The film aims to raise awareness of the lives of working animals overseas by showing the solidarity of our own sniffer dogs, police horses and sheepdogs on strike. Around the world, more than 200 million working animals, such as horses, donkeys, camels and elephants, support the livelihoods of more than half a billion people in the poorest communities. By transporting food, water, firewood and people, they make it possible for families to earn a small income. However, these animals often endure terrible working conditions.

SPANA is a charity that works to improve the welfare of working animals in 26 developing countries worldwide. Its essential work provides free veterinary care working animals in some of the world’s poorest countries. To ensure owners know how to look after their animals, SPANA also provides training and humane education for school children.
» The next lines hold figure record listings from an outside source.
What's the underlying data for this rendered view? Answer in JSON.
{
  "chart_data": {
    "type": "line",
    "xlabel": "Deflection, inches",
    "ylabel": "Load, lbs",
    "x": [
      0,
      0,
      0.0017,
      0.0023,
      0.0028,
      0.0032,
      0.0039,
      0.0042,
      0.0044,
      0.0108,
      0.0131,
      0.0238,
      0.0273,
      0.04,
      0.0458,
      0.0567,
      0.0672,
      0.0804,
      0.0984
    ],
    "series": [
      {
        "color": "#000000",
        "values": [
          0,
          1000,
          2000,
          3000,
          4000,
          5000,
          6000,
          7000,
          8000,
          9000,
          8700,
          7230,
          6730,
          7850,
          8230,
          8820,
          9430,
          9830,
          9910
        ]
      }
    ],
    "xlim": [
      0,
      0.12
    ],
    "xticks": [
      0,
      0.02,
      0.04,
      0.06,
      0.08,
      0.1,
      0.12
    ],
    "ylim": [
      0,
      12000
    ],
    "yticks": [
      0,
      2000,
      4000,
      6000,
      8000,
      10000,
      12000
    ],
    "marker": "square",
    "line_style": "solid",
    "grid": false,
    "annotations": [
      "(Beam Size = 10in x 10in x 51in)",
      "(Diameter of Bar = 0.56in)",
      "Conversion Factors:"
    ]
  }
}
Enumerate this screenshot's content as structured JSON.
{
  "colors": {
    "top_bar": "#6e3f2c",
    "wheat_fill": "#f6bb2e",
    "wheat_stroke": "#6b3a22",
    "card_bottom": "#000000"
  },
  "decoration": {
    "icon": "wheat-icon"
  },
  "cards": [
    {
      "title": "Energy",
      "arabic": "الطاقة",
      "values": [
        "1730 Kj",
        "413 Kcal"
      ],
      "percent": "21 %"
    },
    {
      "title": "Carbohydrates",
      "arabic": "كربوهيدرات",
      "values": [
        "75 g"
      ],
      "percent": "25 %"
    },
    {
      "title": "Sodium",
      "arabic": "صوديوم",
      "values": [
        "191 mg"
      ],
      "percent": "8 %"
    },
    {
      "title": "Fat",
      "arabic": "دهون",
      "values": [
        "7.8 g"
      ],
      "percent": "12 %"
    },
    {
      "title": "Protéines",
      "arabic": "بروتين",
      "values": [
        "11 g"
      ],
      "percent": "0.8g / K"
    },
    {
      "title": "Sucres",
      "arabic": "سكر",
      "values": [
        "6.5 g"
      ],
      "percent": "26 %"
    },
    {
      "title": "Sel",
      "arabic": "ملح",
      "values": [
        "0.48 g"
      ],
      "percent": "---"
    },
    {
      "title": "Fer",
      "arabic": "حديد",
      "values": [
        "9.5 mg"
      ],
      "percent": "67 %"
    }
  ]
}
Deborah Meaden commented: ‘I am delighted to be a part of SPANA’s new film. Working animals overseas often have very hard lives, but few people are aware about the suffering they endure. They urgently need our help and support, and we hope this film will put working animals in the spotlight, so they can receive the same care and compassion as most animals in the UK.’

Brian Blessed added: ‘I support SPANA’s work wholeheartedly, and it was wonderful to be a part of this new film. In the poorest communities across the world, people work tirelessly to simply put food on the table for their families – and working animals are their lifeline. The lives of these people and animals are unimaginably difficult, but we can help make a considerable difference to them.’